Il contient également des chapitres du membre du conseil d’administration du NAS et journaliste Jennifer Byrne; NAS Responsable des études de premier cycle Lorraine Kypiotis ; et ancien Héraut du matin de Sydney l’écrivain artistique Jacqui Taffel, qui est maintenant en charge de la liaison avec les médias à l’école.

Captiver décrit la chronologie de la prison devenue école d’art, qui a passé ses cent premières années en tant que lieu d’incarcération et les 100 suivantes en tant que sanctuaire artistique.

Rassemblement de protestation de l’École nationale des beaux-arts en 2016.Crédit:Déborah Beck

La construction a commencé en 1822 sur la plus haute colline de la nouvelle colonie de murs de grès de la prison, toujours debout aujourd’hui avec leurs marques de condamnés d’origine.

Darlinghurst Gaol a ouvert près de 20 ans plus tard en 1841 et a fonctionné jusqu’en 1914. Pendant ce temps, plusieurs milliers d’hommes et de femmes y ont été emprisonnés. Certains ne sont restés que quelques jours, d’autres ont purgé une peine d’emprisonnement à perpétuité et 76 personnes ont été pendues.

En 1922, le site a été repris par l’East Sydney Technical College, y compris son département d’art, qui en 1926 a été rebaptisé National Art School. Elle est devenue la principale école d’art d’Australie et a lancé la carrière de nombreux artistes notables et à succès, mais NAS a également passé des décennies à se battre pour sa survie et sa liberté de rester indépendante.

Le livre décrit les différents chapitres de la vie du site, des détenus infâmes au Cell Block Theatre, lancé par l’acteur américain Katherine Hepburn et le danseur Robert Helpmann en 1955, qui a ensuite aidé à lancer la carrière de nombreux excellents acteurs, dont Mel Gibson.

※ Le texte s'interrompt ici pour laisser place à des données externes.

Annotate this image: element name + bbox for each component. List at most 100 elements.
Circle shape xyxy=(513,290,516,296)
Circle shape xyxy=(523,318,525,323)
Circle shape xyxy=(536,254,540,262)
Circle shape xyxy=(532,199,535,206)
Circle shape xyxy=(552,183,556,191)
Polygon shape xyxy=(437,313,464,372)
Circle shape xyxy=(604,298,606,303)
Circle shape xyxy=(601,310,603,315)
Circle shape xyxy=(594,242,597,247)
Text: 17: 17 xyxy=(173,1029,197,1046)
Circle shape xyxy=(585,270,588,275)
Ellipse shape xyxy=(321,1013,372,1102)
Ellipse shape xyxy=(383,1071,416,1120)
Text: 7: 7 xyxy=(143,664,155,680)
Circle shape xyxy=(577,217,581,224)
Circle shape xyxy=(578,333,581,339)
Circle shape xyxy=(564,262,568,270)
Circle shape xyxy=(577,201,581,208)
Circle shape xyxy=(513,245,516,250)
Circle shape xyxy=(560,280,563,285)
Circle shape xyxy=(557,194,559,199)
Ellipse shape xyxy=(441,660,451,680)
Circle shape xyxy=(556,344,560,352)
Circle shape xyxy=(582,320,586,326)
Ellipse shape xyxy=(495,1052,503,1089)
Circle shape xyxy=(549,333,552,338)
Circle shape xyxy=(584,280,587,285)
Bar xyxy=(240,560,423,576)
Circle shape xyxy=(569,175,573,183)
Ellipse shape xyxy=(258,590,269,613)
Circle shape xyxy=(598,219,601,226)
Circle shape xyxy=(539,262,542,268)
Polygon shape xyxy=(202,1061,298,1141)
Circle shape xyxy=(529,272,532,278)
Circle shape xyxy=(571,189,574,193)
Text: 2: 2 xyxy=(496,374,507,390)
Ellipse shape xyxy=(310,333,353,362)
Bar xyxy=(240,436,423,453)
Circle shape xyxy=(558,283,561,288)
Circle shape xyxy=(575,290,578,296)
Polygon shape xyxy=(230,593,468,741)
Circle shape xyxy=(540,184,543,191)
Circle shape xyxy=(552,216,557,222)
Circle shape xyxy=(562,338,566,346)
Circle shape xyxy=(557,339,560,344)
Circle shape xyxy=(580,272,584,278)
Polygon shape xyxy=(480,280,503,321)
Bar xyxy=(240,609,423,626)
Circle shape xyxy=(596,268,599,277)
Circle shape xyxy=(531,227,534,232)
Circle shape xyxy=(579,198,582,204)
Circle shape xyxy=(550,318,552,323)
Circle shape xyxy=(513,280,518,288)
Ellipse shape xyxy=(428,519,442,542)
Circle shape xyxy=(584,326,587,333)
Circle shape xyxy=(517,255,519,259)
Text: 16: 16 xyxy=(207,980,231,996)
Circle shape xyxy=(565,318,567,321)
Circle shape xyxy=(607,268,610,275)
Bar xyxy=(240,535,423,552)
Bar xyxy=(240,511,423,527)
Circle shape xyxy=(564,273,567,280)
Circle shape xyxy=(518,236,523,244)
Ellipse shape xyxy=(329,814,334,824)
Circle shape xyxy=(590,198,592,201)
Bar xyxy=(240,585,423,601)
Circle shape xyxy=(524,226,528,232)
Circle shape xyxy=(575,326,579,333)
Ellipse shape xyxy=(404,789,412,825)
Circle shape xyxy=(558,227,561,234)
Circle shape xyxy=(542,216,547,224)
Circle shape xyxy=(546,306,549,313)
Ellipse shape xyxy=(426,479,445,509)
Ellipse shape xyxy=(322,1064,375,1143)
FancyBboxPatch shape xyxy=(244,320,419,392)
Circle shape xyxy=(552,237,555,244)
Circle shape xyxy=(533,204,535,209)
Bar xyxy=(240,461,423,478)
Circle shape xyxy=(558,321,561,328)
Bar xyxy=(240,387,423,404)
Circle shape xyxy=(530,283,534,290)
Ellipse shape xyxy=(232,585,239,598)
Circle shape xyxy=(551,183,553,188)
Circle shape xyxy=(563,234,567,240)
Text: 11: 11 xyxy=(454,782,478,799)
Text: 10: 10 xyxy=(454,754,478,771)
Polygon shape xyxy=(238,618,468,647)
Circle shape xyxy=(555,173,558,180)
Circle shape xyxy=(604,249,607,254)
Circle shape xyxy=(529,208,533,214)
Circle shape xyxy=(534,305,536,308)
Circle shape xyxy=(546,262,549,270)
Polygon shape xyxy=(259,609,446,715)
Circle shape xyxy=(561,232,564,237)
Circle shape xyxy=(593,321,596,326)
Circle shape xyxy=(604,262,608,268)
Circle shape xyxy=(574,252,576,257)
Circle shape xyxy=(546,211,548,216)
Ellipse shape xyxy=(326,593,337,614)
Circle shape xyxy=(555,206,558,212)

Il y a de minuscules détails éclairants tels que la clé de voûte en grès sculptée en 1866 par le détenu autochtone connu sous le nom de « Billy de Namoi » ​​qui a été décrit par le contremaître qui y a construit la chapelle de 1870 comme « le meilleur tailleur de pierre qu’il ait eu ». Et il y a des histoires de ceux qui ont passé du temps derrière les barreaux comme Louisa Collins, la première femme qui y a été pendue en 1889, le hors-la-loi Jimmy Governor et même le poète Henry Lawson qui y a passé du temps pour ivresse et ne pas avoir fourni de pension alimentaire.

De fabuleuses photos et illustrations font Captiver convenablement captivant. Comme ceux de l’ancienne étudiante du NAS Rosaleen Norton, connue sous le nom de « sorcière de Kings Cross », qui avant d’être connue pour ses « rituels sataniques » et sa « vie sexuelle flamboyante » qui ont conduit à la chute du chef d’orchestre de l’Orchestre symphonique de Sydney, Sir Eugene Goosens, était une modèle nu pour ses camarades.

Captiver trouvera sans aucun doute une maison sur les étagères de ses nombreux anciens élèves artistiques. Mais mérite également d’être lu par tout amateur d’art australien, ou même passionné d’histoire de Sydney.